Ok - so there is something about these people that I just know I long to have. They are dancing but not showing off, they are drinking but not drunk, and they are fun but not cracking misogynistic, cutting jokes or pontificating about politics. They're also very interested in me. As I drive away I cannot get them out of my mind. My longing is just to be with them again.
It's not long before they invite me to some kind of Christian gathering for the media on Oxford St. When I walk in, it’s all a bit overwhelming, so I quickly exit and go outside. All I remember from that night is that there were a lot of young people and a lot of enthusiasm and a moment when these cool, lovely people stood around me and asked if they could lay hands on me and pray. I can't say anything dramatic happened but when I open my eyes, I just say “I think this is the loveliest thing anybody has ever done for me”. It was.
It's not long before we are on a night out in Brixton - the same crowd. I'm sitting next to this extraordinary cool girl called Eils and I get a strange urge to ask this question. “What does your God think about people who have slept around a lot?” She laughs and leans over to whisper gently in my ear… “You have to understand He is a very forgiving God”. My heart just burst and I still find it hard to talk about that moment.
So soon I'm in their Church in London, surrounded by more of these most delightful people - many of them from the media and arts, so there are instant points of connection with many of them. I find a leaflet in a wrack at the back describing a course called ‘Alpha’.

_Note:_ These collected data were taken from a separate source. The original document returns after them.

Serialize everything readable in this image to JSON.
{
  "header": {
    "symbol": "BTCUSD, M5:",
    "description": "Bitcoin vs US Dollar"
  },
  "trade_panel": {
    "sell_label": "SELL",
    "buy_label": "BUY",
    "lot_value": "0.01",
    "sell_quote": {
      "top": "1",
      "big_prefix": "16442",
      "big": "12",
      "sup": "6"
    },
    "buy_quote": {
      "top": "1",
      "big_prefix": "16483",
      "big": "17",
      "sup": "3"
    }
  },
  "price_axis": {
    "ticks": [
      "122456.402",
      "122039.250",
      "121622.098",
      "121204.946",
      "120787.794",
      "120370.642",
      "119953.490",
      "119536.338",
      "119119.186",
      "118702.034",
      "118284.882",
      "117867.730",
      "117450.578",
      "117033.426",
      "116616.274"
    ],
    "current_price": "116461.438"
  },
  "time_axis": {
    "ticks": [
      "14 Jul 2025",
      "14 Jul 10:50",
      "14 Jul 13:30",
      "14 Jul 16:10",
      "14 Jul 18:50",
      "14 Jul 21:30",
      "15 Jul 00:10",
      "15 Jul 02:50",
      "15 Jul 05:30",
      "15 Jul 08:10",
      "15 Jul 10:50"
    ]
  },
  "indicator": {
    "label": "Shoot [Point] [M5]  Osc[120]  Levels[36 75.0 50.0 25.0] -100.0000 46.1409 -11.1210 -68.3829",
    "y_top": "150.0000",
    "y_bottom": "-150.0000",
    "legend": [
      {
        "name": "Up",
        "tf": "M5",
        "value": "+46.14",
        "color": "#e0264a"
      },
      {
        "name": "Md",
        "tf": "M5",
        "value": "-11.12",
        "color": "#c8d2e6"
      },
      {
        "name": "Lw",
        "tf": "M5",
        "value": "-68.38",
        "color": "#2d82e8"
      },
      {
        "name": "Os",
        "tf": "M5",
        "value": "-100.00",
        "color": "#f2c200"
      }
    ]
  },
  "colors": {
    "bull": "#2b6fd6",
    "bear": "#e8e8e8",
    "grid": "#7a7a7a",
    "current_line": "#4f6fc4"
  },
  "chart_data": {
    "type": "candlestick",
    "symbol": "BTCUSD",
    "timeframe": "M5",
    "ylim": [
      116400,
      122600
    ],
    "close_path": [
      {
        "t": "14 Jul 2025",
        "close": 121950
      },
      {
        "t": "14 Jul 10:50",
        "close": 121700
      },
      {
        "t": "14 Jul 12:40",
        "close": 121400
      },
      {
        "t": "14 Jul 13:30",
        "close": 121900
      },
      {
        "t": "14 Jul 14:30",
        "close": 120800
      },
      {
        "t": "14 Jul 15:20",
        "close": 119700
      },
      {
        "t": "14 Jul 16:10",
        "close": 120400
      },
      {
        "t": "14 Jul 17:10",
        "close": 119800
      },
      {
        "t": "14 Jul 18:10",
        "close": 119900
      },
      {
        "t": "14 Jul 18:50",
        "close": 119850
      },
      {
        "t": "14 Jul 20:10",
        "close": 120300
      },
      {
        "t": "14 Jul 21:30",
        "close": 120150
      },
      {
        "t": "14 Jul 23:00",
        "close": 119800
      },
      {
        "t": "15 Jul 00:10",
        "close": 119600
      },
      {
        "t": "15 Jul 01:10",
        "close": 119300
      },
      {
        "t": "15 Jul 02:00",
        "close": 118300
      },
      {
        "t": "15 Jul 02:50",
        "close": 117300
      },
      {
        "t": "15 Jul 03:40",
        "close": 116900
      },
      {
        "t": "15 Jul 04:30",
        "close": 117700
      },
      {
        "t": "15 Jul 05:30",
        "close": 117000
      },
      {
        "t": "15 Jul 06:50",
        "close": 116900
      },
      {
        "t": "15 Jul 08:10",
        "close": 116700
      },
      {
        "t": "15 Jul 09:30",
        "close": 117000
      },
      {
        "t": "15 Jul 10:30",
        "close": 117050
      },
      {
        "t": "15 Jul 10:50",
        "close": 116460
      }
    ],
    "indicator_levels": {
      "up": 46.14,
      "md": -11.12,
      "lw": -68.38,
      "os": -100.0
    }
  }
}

In my day job I'm surrounded by cameras and celebrities but every Tuesday evening it’s Alpha night. I'm so much more excited by this, I literally jog to the bus stop, but still unaware that something is about to happen in my life that is going to change everything.
On week six of the course, we go away to a pretty poor hotel in Eastbourne. My church friends are there, along with many newbies like me. The church leader says now we're going to pray for people. Some chap walks in and said to me “Would you like me to pray for you?”. I have been hiding behind a pillar up until now but I reluctantly agree to it - like, I'm happy to be guinea pig.
He simply says “Jesus come to Jeremy”. And in an instant, this overwhelming feeling of gentle power rushes into me. So much so that I can no longer stand, so soon I'm on the floor unable to move or speak. All that is going through my mind is….“Oh my gosh I think I have just encountered God” - the sense of peace was absolute, no other way to describe it.
The days that followed are hard to describe it was so otherworldly. This is not the place for me to tell in detail what I experienced but it certainly made me aware of another realm where the miraculous is ordinary. As I began to look afresh in the Bible, at the Gospels of Jesus, the whole thing came alive in a whole new way.
If you buy me lunch one day, I’ll gladly tell you more!